My own work lands in Wachapreague, Virginia—a small town on the Eastern Shore, projected to be mostly inundated year-round by 2080. This reality calls for a strategic planned retreat, allowing for departure with dignity. I proposed coupling home deconstruction with a buyout program to incentivize pre-disaster retreat and material recycling. Under this system, the homeowner gains both monetary and personal benefits from deconstructing their home on their own terms. At the county scale, jobs are created, and C&D waste is diverted from limited landfill space. At the planetary scale, this material reuse cycle mitigates future carbon emissions from the energy required to make new building materials.

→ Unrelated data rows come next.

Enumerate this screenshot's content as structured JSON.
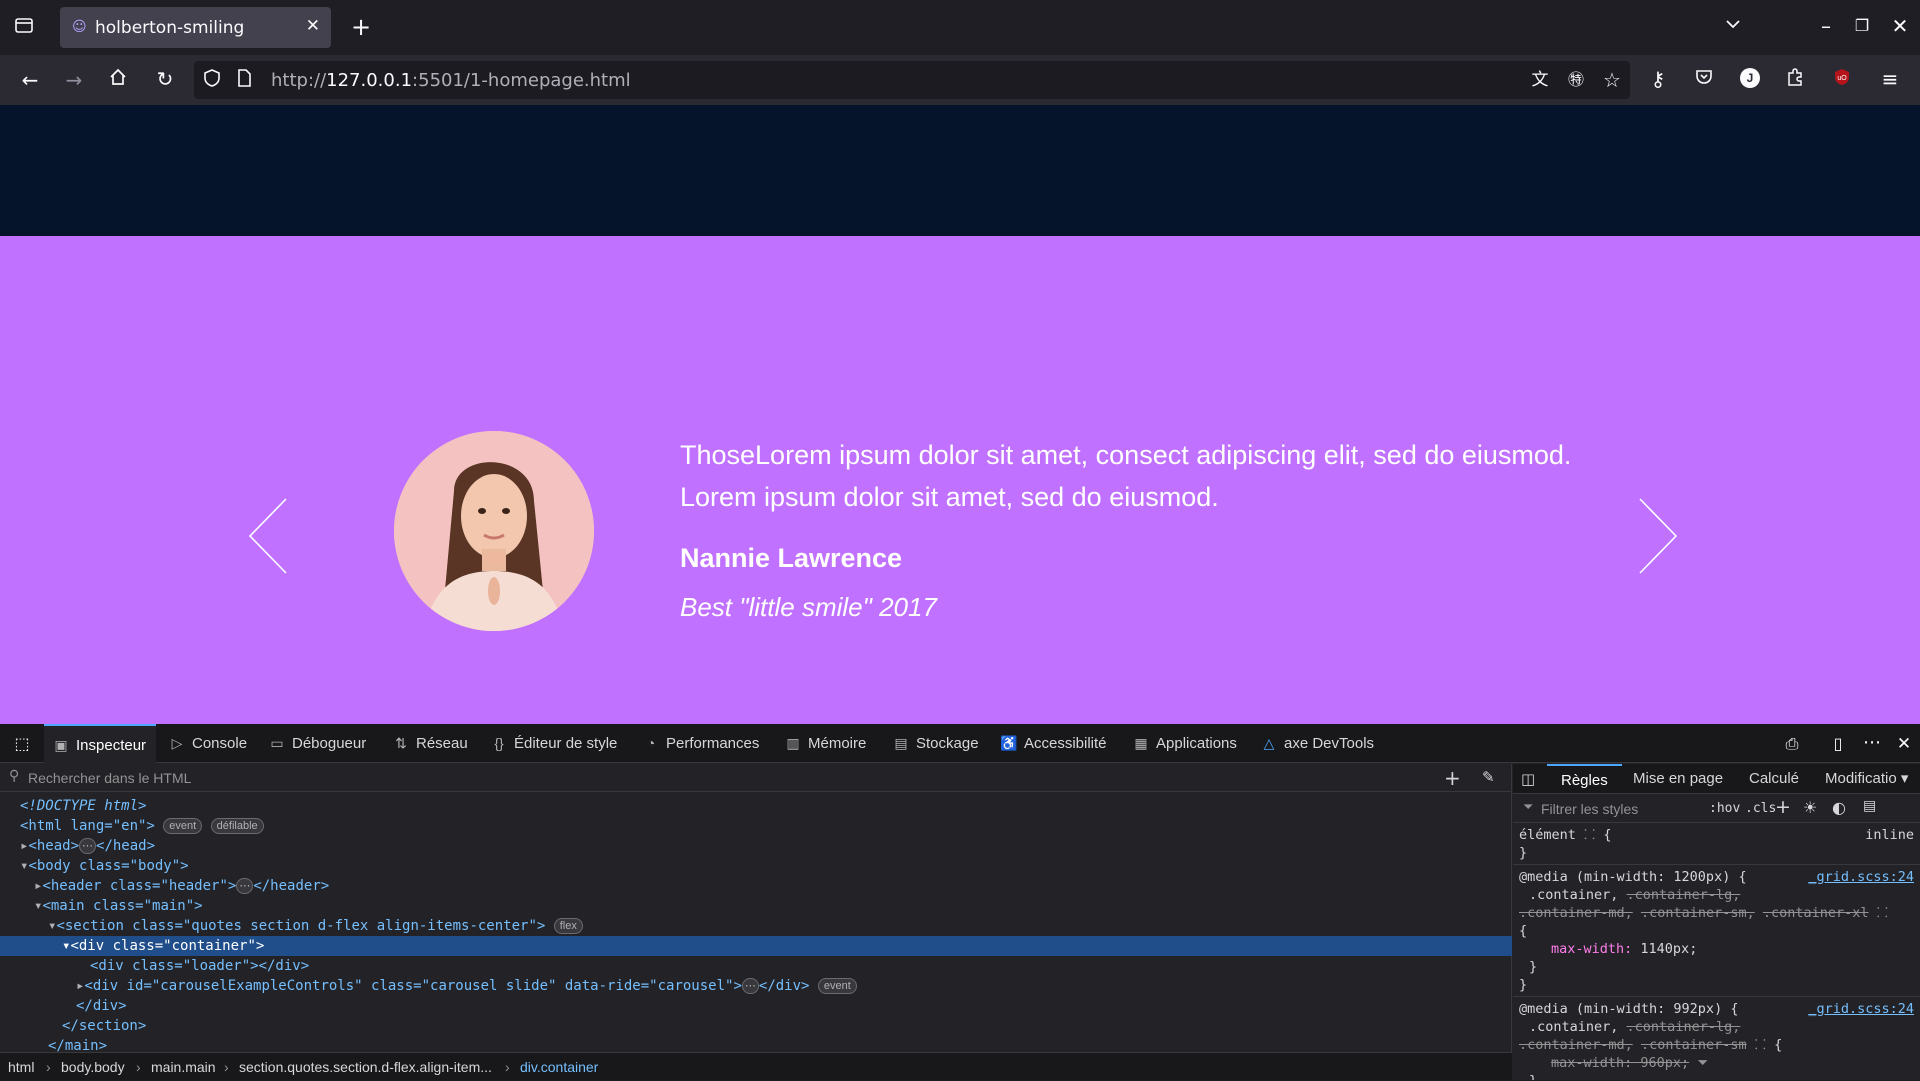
{
  "browser": {
    "tab_title": "holberton-smiling",
    "url_prefix": "http://",
    "url_host": "127.0.0.1",
    "url_rest": ":5501/1-homepage.html"
  },
  "page": {
    "quote_text": "ThoseLorem ipsum dolor sit amet, consect adipiscing elit, sed do eiusmod. Lorem ipsum dolor sit amet, sed do eiusmod.",
    "quote_name": "Nannie Lawrence",
    "quote_caption": "Best \"little smile\" 2017",
    "colors": {
      "header_bg": "#05142a",
      "quotes_bg": "#c171ff"
    }
  },
  "devtools": {
    "tabs": [
      "Inspecteur",
      "Console",
      "Débogueur",
      "Réseau",
      "Éditeur de style",
      "Performances",
      "Mémoire",
      "Stockage",
      "Accessibilité",
      "Applications",
      "axe DevTools"
    ],
    "html_search_placeholder": "Rechercher dans le HTML",
    "tree": {
      "doctype": "<!DOCTYPE html>",
      "html_open": "<html lang=\"en\">",
      "pill_event": "event",
      "pill_scroll": "défilable",
      "pill_flex": "flex",
      "head": "<head>",
      "head_close": "</head>",
      "body_open": "<body class=\"body\">",
      "header_open": "<header class=\"header\">",
      "header_close": "</header>",
      "main_open": "<main class=\"main\">",
      "section_open": "<section class=\"quotes section d-flex align-items-center\">",
      "container_open": "<div class=\"container\">",
      "loader": "<div class=\"loader\"></div>",
      "carousel_open": "<div id=\"carouselExampleControls\" class=\"carousel slide\" data-ride=\"carousel\">",
      "div_close": "</div>",
      "section_close": "</section>",
      "main_close": "</main>"
    },
    "breadcrumb": [
      "html",
      "body.body",
      "main.main",
      "section.quotes.section.d-flex.align-item...",
      "div.container"
    ],
    "rules_tabs": [
      "Règles",
      "Mise en page",
      "Calculé",
      "Modificatio"
    ],
    "rules_filter_placeholder": "Filtrer les styles",
    "rules_hov": ":hov",
    "rules_cls": ".cls",
    "rules": {
      "element": "élément",
      "element_open": "{",
      "inline": "inline",
      "close": "}",
      "media1": "@media (min-width: 1200px) {",
      "media1_src": "_grid.scss:24",
      "sel1": ".container,",
      "sel1_s1": ".container-lg,",
      "sel1_s2": ".container-md,",
      "sel1_s3": ".container-sm,",
      "sel1_s4": ".container-xl",
      "open": "{",
      "prop1": "max-width:",
      "val1": "1140px;",
      "media2": "@media (min-width: 992px) {",
      "media2_src": "_grid.scss:24",
      "sel2": ".container,",
      "sel2_s1": ".container-lg,",
      "sel2_s2": ".container-md,",
      "sel2_s3": ".container-sm",
      "prop2": "max-width: 960px;"
    }
  }
}
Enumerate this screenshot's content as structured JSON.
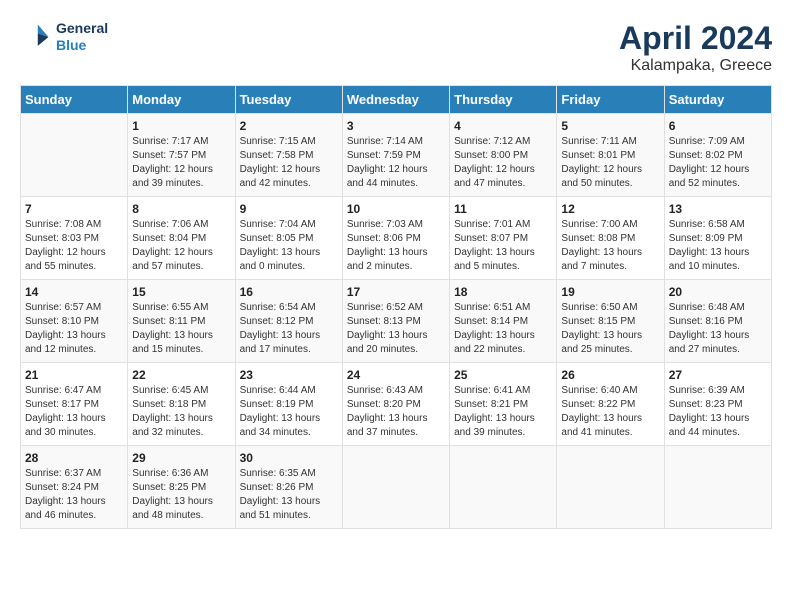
{
  "header": {
    "logo_line1": "General",
    "logo_line2": "Blue",
    "title": "April 2024",
    "subtitle": "Kalampaka, Greece"
  },
  "calendar": {
    "days_of_week": [
      "Sunday",
      "Monday",
      "Tuesday",
      "Wednesday",
      "Thursday",
      "Friday",
      "Saturday"
    ],
    "weeks": [
      [
        {
          "day": "",
          "info": ""
        },
        {
          "day": "1",
          "info": "Sunrise: 7:17 AM\nSunset: 7:57 PM\nDaylight: 12 hours\nand 39 minutes."
        },
        {
          "day": "2",
          "info": "Sunrise: 7:15 AM\nSunset: 7:58 PM\nDaylight: 12 hours\nand 42 minutes."
        },
        {
          "day": "3",
          "info": "Sunrise: 7:14 AM\nSunset: 7:59 PM\nDaylight: 12 hours\nand 44 minutes."
        },
        {
          "day": "4",
          "info": "Sunrise: 7:12 AM\nSunset: 8:00 PM\nDaylight: 12 hours\nand 47 minutes."
        },
        {
          "day": "5",
          "info": "Sunrise: 7:11 AM\nSunset: 8:01 PM\nDaylight: 12 hours\nand 50 minutes."
        },
        {
          "day": "6",
          "info": "Sunrise: 7:09 AM\nSunset: 8:02 PM\nDaylight: 12 hours\nand 52 minutes."
        }
      ],
      [
        {
          "day": "7",
          "info": "Sunrise: 7:08 AM\nSunset: 8:03 PM\nDaylight: 12 hours\nand 55 minutes."
        },
        {
          "day": "8",
          "info": "Sunrise: 7:06 AM\nSunset: 8:04 PM\nDaylight: 12 hours\nand 57 minutes."
        },
        {
          "day": "9",
          "info": "Sunrise: 7:04 AM\nSunset: 8:05 PM\nDaylight: 13 hours\nand 0 minutes."
        },
        {
          "day": "10",
          "info": "Sunrise: 7:03 AM\nSunset: 8:06 PM\nDaylight: 13 hours\nand 2 minutes."
        },
        {
          "day": "11",
          "info": "Sunrise: 7:01 AM\nSunset: 8:07 PM\nDaylight: 13 hours\nand 5 minutes."
        },
        {
          "day": "12",
          "info": "Sunrise: 7:00 AM\nSunset: 8:08 PM\nDaylight: 13 hours\nand 7 minutes."
        },
        {
          "day": "13",
          "info": "Sunrise: 6:58 AM\nSunset: 8:09 PM\nDaylight: 13 hours\nand 10 minutes."
        }
      ],
      [
        {
          "day": "14",
          "info": "Sunrise: 6:57 AM\nSunset: 8:10 PM\nDaylight: 13 hours\nand 12 minutes."
        },
        {
          "day": "15",
          "info": "Sunrise: 6:55 AM\nSunset: 8:11 PM\nDaylight: 13 hours\nand 15 minutes."
        },
        {
          "day": "16",
          "info": "Sunrise: 6:54 AM\nSunset: 8:12 PM\nDaylight: 13 hours\nand 17 minutes."
        },
        {
          "day": "17",
          "info": "Sunrise: 6:52 AM\nSunset: 8:13 PM\nDaylight: 13 hours\nand 20 minutes."
        },
        {
          "day": "18",
          "info": "Sunrise: 6:51 AM\nSunset: 8:14 PM\nDaylight: 13 hours\nand 22 minutes."
        },
        {
          "day": "19",
          "info": "Sunrise: 6:50 AM\nSunset: 8:15 PM\nDaylight: 13 hours\nand 25 minutes."
        },
        {
          "day": "20",
          "info": "Sunrise: 6:48 AM\nSunset: 8:16 PM\nDaylight: 13 hours\nand 27 minutes."
        }
      ],
      [
        {
          "day": "21",
          "info": "Sunrise: 6:47 AM\nSunset: 8:17 PM\nDaylight: 13 hours\nand 30 minutes."
        },
        {
          "day": "22",
          "info": "Sunrise: 6:45 AM\nSunset: 8:18 PM\nDaylight: 13 hours\nand 32 minutes."
        },
        {
          "day": "23",
          "info": "Sunrise: 6:44 AM\nSunset: 8:19 PM\nDaylight: 13 hours\nand 34 minutes."
        },
        {
          "day": "24",
          "info": "Sunrise: 6:43 AM\nSunset: 8:20 PM\nDaylight: 13 hours\nand 37 minutes."
        },
        {
          "day": "25",
          "info": "Sunrise: 6:41 AM\nSunset: 8:21 PM\nDaylight: 13 hours\nand 39 minutes."
        },
        {
          "day": "26",
          "info": "Sunrise: 6:40 AM\nSunset: 8:22 PM\nDaylight: 13 hours\nand 41 minutes."
        },
        {
          "day": "27",
          "info": "Sunrise: 6:39 AM\nSunset: 8:23 PM\nDaylight: 13 hours\nand 44 minutes."
        }
      ],
      [
        {
          "day": "28",
          "info": "Sunrise: 6:37 AM\nSunset: 8:24 PM\nDaylight: 13 hours\nand 46 minutes."
        },
        {
          "day": "29",
          "info": "Sunrise: 6:36 AM\nSunset: 8:25 PM\nDaylight: 13 hours\nand 48 minutes."
        },
        {
          "day": "30",
          "info": "Sunrise: 6:35 AM\nSunset: 8:26 PM\nDaylight: 13 hours\nand 51 minutes."
        },
        {
          "day": "",
          "info": ""
        },
        {
          "day": "",
          "info": ""
        },
        {
          "day": "",
          "info": ""
        },
        {
          "day": "",
          "info": ""
        }
      ]
    ]
  }
}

These multiscalar processes telescope onto the site of the wharf at the end of Wachapreague’s Main Street. Currently the location of the town’s only restaurant, the site becomes a hybrid deconstruction depot and gathering space. The overall facility is divided into two broad programmatic categories. On one side, borrowing from Selldorf’s recycling facility, barges deposit salvaged material retrieved from area homes and the greater landscape, to be sorted into categories for reuse. At the same time, the other side of the facility offers a passive public space for residents to convene and reunite, even after many have moved away. It is here where we are tasked with handling the highly personal connection we have to our material lives. Here the sleek and efficient sorting of materials is abandoned for messier and more personal assemblages. Perhaps particular objects might be physically embedded into additions to the docks; perhaps residents might create waterfront memorials of material from one particular block or one local church.
While this speculative project does not claim to account for all of the variables and spatial dimensions of the complex policy and logistical changes I have called for in this essay, it suggests a first step in envisioning what future places of active retreat might actually look like. Retreat can be more than just a process of rapid destruction or abandonment—and might even become a truly generative framework—if policies and incentives change to give deconstruction real space in the larger discussion of climate adaptation.
[1] C. J. Kibert and J. L. Languell, “Implementing deconstruction in Florida: Materials reuse issues, disassembly techniques, economics and policy,” Tallahassee: Florida Center for Solid and Hazardous Waste Management, 2013.
[2] M. Grothe and D. Neun, “A report on the feasibility of deconstruction: An investigation of deconstruction activity in four cities,” Washington: US Department of Housing and Urban Development Office of Policy Development and Research, 2002.
[3] Kibert and Languell, “Implementing deconstruction in Florida” (2000).
[4] A. R. Siders, “Social justice implications of US managed retreat buyout programs,” Climatic change, no. 152(2) (2019), 239–257.